Nom officiel : République du Congo

Carton de situation - Congo
Drapeau du Congo
Drapeau du Congo

État d'Afrique centrale ouvert au sud-ouest sur l'océan Atlantique, le Congo est limité au sud par l'Angola, à l'est par la République démocratique du Congo, au nord par la République centrafricaine, au nord-ouest par le Cameroun et à l'ouest par le Gabon.

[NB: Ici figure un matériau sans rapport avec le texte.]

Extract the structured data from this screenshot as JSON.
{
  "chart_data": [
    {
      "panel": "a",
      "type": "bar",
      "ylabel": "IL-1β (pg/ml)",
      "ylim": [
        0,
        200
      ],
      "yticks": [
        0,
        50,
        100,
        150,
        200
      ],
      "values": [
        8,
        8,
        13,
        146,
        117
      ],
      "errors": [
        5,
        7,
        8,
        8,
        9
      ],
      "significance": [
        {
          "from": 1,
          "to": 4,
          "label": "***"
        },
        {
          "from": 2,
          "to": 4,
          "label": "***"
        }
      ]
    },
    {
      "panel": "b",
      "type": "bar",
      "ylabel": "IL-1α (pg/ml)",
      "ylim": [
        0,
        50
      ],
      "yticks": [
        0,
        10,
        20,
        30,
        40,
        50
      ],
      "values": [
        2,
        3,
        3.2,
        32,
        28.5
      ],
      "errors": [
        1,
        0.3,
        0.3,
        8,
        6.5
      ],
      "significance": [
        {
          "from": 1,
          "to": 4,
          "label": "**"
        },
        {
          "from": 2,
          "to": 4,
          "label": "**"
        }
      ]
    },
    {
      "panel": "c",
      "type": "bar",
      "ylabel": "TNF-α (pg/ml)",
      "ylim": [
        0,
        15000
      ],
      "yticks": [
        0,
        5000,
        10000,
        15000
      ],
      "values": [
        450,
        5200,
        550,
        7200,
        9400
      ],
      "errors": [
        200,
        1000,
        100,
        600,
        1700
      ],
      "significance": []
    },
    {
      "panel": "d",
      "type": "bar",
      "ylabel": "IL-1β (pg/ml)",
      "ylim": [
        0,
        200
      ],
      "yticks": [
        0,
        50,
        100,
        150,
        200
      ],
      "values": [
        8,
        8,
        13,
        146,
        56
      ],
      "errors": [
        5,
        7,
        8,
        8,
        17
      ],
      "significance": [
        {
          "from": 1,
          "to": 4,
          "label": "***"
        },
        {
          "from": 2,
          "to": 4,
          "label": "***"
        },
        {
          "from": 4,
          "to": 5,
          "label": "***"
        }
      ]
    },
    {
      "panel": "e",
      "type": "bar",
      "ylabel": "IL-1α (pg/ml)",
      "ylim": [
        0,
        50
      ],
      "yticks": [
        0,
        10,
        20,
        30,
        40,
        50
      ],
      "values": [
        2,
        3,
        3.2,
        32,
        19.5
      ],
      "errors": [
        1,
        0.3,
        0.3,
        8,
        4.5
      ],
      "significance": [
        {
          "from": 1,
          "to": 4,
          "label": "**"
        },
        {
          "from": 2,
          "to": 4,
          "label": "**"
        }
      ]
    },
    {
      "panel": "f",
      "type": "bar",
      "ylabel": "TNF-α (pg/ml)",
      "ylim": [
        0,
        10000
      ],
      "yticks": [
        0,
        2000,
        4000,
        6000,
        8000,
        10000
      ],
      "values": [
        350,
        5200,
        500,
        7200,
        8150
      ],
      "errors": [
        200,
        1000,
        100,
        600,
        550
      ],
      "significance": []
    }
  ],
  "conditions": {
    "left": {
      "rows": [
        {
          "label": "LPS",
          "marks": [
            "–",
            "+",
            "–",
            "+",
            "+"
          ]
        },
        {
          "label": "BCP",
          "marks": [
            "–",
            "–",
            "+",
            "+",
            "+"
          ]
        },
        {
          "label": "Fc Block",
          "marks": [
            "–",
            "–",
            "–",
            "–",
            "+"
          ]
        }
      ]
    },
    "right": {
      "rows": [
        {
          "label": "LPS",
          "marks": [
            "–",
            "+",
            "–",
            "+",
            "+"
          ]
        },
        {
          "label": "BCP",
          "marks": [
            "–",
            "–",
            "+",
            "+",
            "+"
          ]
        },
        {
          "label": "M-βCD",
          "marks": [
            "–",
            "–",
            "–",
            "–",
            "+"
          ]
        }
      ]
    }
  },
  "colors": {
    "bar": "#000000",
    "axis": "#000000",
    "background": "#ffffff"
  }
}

  • Superficie : 342 000 km2
  • Nombre d'habitants : 4 448 000 (estimation pour 2013)
  • Nom des habitants : Congolais
  • Capitale : Brazzaville
  • Langue : français
  • Monnaie : franc CFA
  • Chef de l'État : Denis Sassou-Nguesso
  • Chef du gouvernement :
  • Constitution :
    • Adoption : 25 octobre 2015
    • Entrée en vigueur : 6 novembre 2015
Pour en savoir plus : institutions du Congo

GÉOGRAPHIE

Chevauchant l'équateur, le pays est en grande partie recouvert par la forêt dense, localement exploitée. Le manioc est la base de l'alimentation. Le pétrole est la principale source d'exportations. Les deux seules grandes ville sont la capitale, Brazzaville, et le port de Pointe-Noire.

1. Le milieu naturel

1.1. Le relief

D'une superficie de 342 000 km2, l'État s'étire du sud-ouest au nord-est sur 1 200 km, à partir d'une façade maritime étroite. Au nord, une partie de la cuvette alluviale du Congo, plate et souvent marécageuse, draine un large éventail de rivières ; sur le pourtour se succèdent des plateaux et des collines gréseuses qui culminent vers 860 m dans le pays Téké, tandis que le socle ancien apparaît dans le bassin de l'Ivindo. Dans le sud, au-delà des collines du Pool, s'ouvre le bassin Niari-Nyanga encadré par le plateau des Cataractes, À l'ouest de Brazzaville, le massif granito-gneissique du Chaillu est cerné par des auréoles de couches sédimentaires dessinant une ample dépression (synclinal Niari-Nyanga). Ces couches forment des plis serrés contre la chaîne du Mayombe, dont les crêtes appalachiennes successives dominent la zone des bas plateaux et des plaines littorales. La côte, tantôt basse et tantôt rocheuse, est en voie de régularisation.

1.2. Le climat

Le Congo reçoit plus de 1 200 mm de pluie par an, sauf dans la vallée du Niari ; mais les précipitations dépassent rarement 1 700 mm. Leur rythme est marqué par l'existence d'une saison sèche, longue de quatre mois dans le Sud (juin-septembre), qui dure encore un mois sous l'équateur et pendant laquelle la température s'abaisse nettement. La « petite saison sèche » de décembre-janvier n'est qu'un ralentissement des pluies. La chaleur moyenne est comprise entre 24 et 26 °C, et les maximums ne sont jamais très élevés. Le fleuve Congo et l'Oubangui servent de frontière avec la République démocratique du Congo ; le Niari Kouilou a un bassin purement congolais. Les régimes hydrologiques sont très variables. Celui du Kouilou (appelé Niari, en amont de Makabana), dont le module est de 960 m3/s, reflète les variations pluviométriques en présentant un étiage marqué et deux périodes de hautes eaux. Celui de l'Oubangui est nettement tropical : une seule crue, très accentuée. Le régime du Congo est rendu très complexe par l'étendue de son bassin : ses variations à Brazzaville sont souvent le reflet de phénomènes qui se sont produits très loin de là.

1.3. La végétation

La forêt, humide, dense, à la végétation étagée, couvre 19 000 000 d'ha répartis entre trois grands blocs : la chaîne du Mayombe, le massif du Chaillu et le nord du pays. Mais, dans la cuvette congolaise, le sol marécageux la rend difficilement exploitable. Les savanes occupent le reste du territoire, déroulant leur tapis de hautes herbes piqueté de millions d'arbres, d'arbustes ou de buissons ; elles sont parcourues chaque année par de vastes incendies. Zones inondées et lacs sont encombrés par des prairies flottantes ou des papyraies. La mangrove est installée dans quelques estuaires.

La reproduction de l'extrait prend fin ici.